We present a cross-market algorithmic trading system that balances execution quality with rigorous compliance enforcement. The architecture comprises a high-level planner, a reinforcement learning execution agent, and an independent compliance agent. We formulate trade execution as a constrained Markov decision process with hard constraints on participation limits, price bands, and self-trading avoidance. The execution agent is trained with proximal policy optimization, while a runtime action-shield projects any unsafe action into a feasible set. To support auditability without exposing proprietary signals, we add a zero-knowledge compliance audit layer that produces cryptographic proofs that all actions satisfied the constraints. We evaluate in a multi-venue, ABIDES-based simulator and compare against standard baselines (e.g., TWAP, VWAP). The learned policy reduces implementation shortfall and variance while exhibiting no observed constraint violations across stress scenarios including elevated latency, partial fills, compliance module toggling, and varying constraint limits. We report effects at the 95% confidence level using paired t-tests and examine tail risk via CVaR. We situate the work at the intersection of optimal execution, safe reinforcement learning, regulatory technology, and verifiable AI, and discuss ethical considerations, limitations (e.g., modeling assumptions and computational overhead), and paths to real-world deployment.

Figures (3)

• Figure 1: System architecture. The Planner splits the order and sets high-level parameters. The RL Execution Agent decides specific order placements, which are filtered by the Shield for compliance before reaching the Market Environment (multiple exchanges and trading agents). The Compliance Agent (through the Shield and monitoring) ensures no rule is violated in real-time and generates zero-knowledge compliance proofs (zkCA) after execution for auditability.

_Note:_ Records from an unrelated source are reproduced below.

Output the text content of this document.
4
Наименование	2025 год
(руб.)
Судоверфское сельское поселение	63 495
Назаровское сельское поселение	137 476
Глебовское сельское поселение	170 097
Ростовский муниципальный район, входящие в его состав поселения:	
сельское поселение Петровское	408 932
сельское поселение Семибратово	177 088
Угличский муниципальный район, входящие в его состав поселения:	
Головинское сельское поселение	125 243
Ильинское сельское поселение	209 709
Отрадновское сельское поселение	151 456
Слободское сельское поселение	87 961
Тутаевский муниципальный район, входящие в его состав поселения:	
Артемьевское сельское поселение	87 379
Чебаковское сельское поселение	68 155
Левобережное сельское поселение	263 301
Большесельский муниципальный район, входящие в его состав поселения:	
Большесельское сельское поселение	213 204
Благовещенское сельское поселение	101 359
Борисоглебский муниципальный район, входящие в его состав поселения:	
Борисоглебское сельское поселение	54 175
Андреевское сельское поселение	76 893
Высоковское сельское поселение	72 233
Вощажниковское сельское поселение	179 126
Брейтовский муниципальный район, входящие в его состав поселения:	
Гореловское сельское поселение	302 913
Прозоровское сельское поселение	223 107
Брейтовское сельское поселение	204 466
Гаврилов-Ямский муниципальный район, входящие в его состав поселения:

• Figure 2: Impact of network latency on execution shortfall (bps). RL (PPO) scales gracefully with latency and remains competitive to VWAP/TWAP, while arbitrage degrades sharply as latency increases.

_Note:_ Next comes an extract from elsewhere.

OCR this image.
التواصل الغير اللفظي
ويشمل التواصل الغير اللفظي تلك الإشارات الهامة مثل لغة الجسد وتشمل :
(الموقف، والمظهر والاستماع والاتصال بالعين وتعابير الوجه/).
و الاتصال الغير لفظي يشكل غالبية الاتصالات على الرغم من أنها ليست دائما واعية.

• Figure 3: Impact of volume participation limit $\alpha$ on performance. Left: The Safe RL agent’s implementation shortfall (IS) improves (becomes less negative) as $\alpha$ increases from 5% to 50%, but with diminishing returns beyond 20–30%. Right: Conceptual illustration of an unconstrained agent’s tendency to violate a given cap. At very low caps, an RL agent without enforcement would exceed the limit in most episodes; as the cap loosens, the agent naturally stays within bounds.